Semester Project: Down in History

With my semester project, I wanted to dissect the motifs of the New Hollywood movement (rebirth of Hollywood in the 1970s with Scorsese, de Palma, and Francis Ford Coppola) in the aftermath of the failure of the film industry in the 50s and 60s. New Hollywood gave rise to the birth of independent filmmaking (apart from mass corporation regulation) as well as the idea of filmmaking as a creative art. Think of all the high-brow, vaguely art-house movies nominated for "Best Picture" today -- New Hollywood gave rise to modern Oscars elitism, and I wanted to examine how that standard came to be.

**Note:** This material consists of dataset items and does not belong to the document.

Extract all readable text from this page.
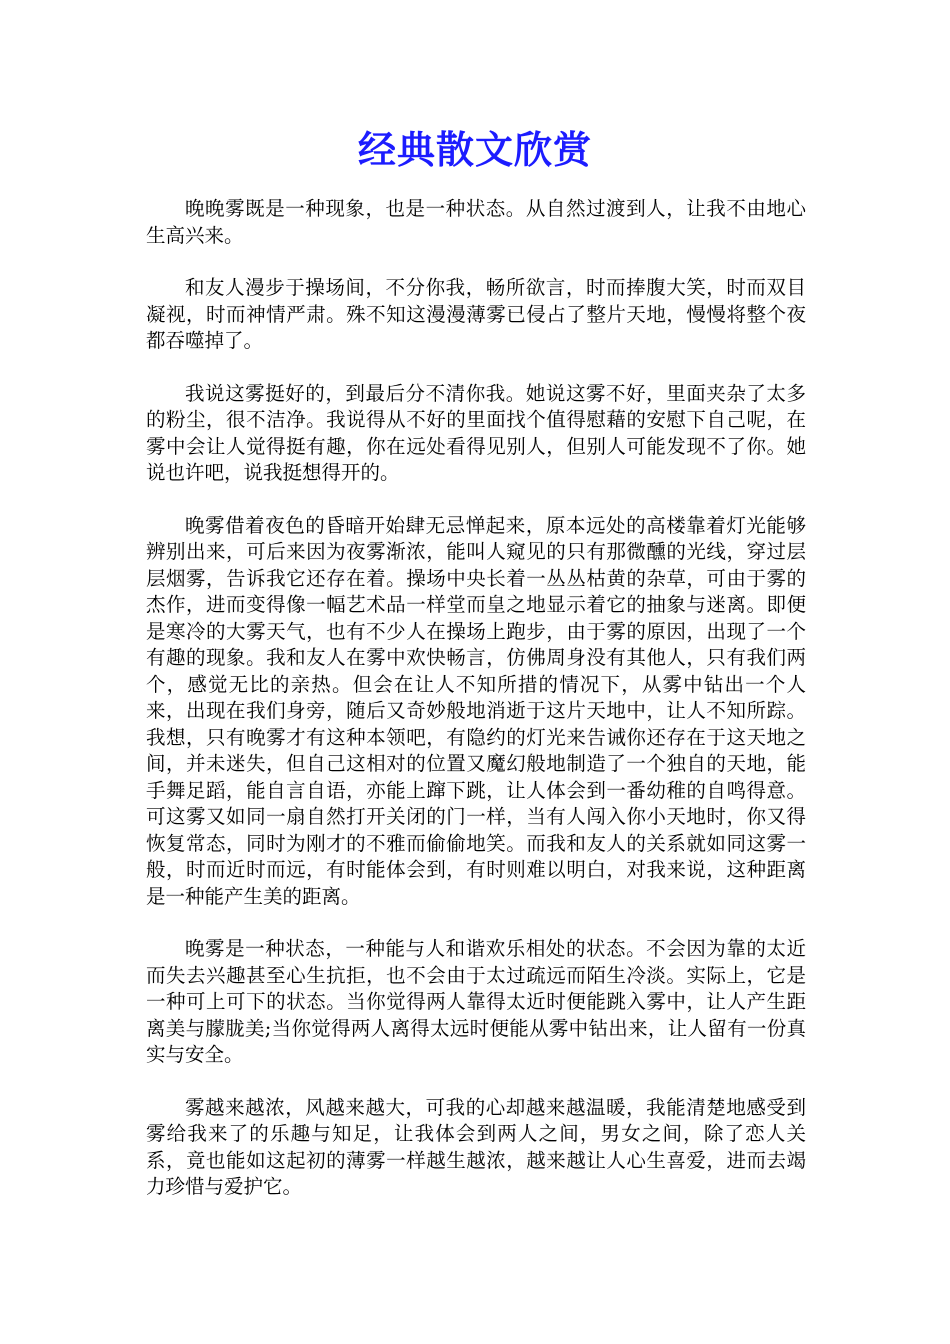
经典散文欣赏

晚晚雾既是一种现象，也是一种状态。从自然过渡到人，让我不由地心生高兴来。

和友人漫步于操场间，不分你我，畅所欲言，时而捧腹大笑，时而双目凝视，时而神情严肃。殊不知这漫漫薄雾已侵占了整片天地，慢慢将整个夜都吞噬掉了。

我说这雾挺好的，到最后分不清你我。她说这雾不好，里面夹杂了太多的粉尘，很不洁净。我说得从不好的里面找个值得慰藉的安慰下自己呢，在雾中会让人觉得挺有趣，你在远处看得见别人，但别人可能发现不了你。她说也许吧，说我挺想得开的。

晚雾借着夜色的昏暗开始肆无忌惮起来，原本远处的高楼靠着灯光能够辨别出来，可后来因为夜雾渐浓，能叫人窥见的只有那微醺的光线，穿过层层烟雾，告诉我它还存在着。操场中央长着一丛丛枯黄的杂草，可由于雾的杰作，进而变得像一幅艺术品一样堂而皇之地显示着它的抽象与迷离。即便是寒冷的大雾天气，也有不少人在操场上跑步，由于雾的原因，出现了一个有趣的现象。我和友人在雾中欢快畅言，仿佛周身没有其他人，只有我们两个，感觉无比的亲热。但会在让人不知所措的情况下，从雾中钻出一个人来，出现在我们身旁，随后又奇妙般地消逝于这片天地中，让人不知所踪。我想，只有晚雾才有这种本领吧，有隐约的灯光来告诫你还存在于这天地之间，并未迷失，但自己这相对的位置又魔幻般地制造了一个独自的天地，能手舞足蹈，能自言自语，亦能上蹿下跳，让人体会到一番幼稚的自鸣得意。可这雾又如同一扇自然打开关闭的门一样，当有人闯入你小天地时，你又得恢复常态，同时为刚才的不雅而偷偷地笑。而我和友人的关系就如同这雾一般，时而近时而远，有时能体会到，有时则难以明白，对我来说，这种距离是一种能产生美的距离。

晚雾是一种状态，一种能与人和谐欢乐相处的状态。不会因为靠的太近而失去兴趣甚至心生抗拒，也不会由于太过疏远而陌生冷淡。实际上，它是一种可上可下的状态。当你觉得两人靠得太近时便能跳入雾中，让人产生距离美与朦胧美;当你觉得两人离得太远时便能从雾中钻出来，让人留有一份真实与安全。

雾越来越浓，风越来越大，可我的心却越来越温暖，我能清楚地感受到雾给我来了的乐趣与知足，让我体会到两人之间，男女之间，除了恋人关系，竟也能如这起初的薄雾一样越生越浓，越来越让人心生喜爱，进而去竭力珍惜与爱护它。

A massive disclaimer before you start reading: every single one of my characters is connected to a real person ("Stephen Spielberg" = Steven Spielberg, "Roger Cormann" = Roger Corman, etc.). Yes, everything is misspelled on purpose, and yes, every concrete piece of work mentioned is actually something they've accomplished. Even some of their dialogue is drawn from things they've said in interviews. That said, by no means is this work representative of what I truly think of these people -- as a film enthusiast, I have a deep, deep respect for most of these filmmakers and would never want to slander them (outside of this project, I guess). At the same time, I've villainized and cartoon-ified everyone included. From what I know of these filmmakers, George Lucas is not anything like the brat as I've made him out to be, Roger Corman is pretty damn cool, and Gary Kurtz quit Return of the Jedi for the opposite reason that I've written in here. (Mr. Mitchell -- I know New Hollywood is one of your favorite historical eras, so I just want to apologize in advance for the way I've twisted it.) 

Here's the link (https://docs.google.com/document/d/1gUjxtj0UAvNQOOMfRcIqPKqRbSWQjBUToa74UXyJGkw/edit?usp=sharing). It's in screenplay format, so it looks a lot longer than it actually is -- don't be intimidated by the page count! It's a lot of empty space and dialogue. Thanks for reading :) 

Comments

  1. WOW Elisha. This was so fun to read. As someone who doesn't know a single thing about the production of movies, I thought that the following conversations would be confusing and hard for me to follow, but it was actually really fun to read. I grew to really like the character George and felt pity for him and started to lowkey hate Corman. Although I don't know much about these people or their relationships, this screenplay was still really engaging and interesting. I loved that you chose this specific format, it really fit with the style of narration you delivered through dialogue.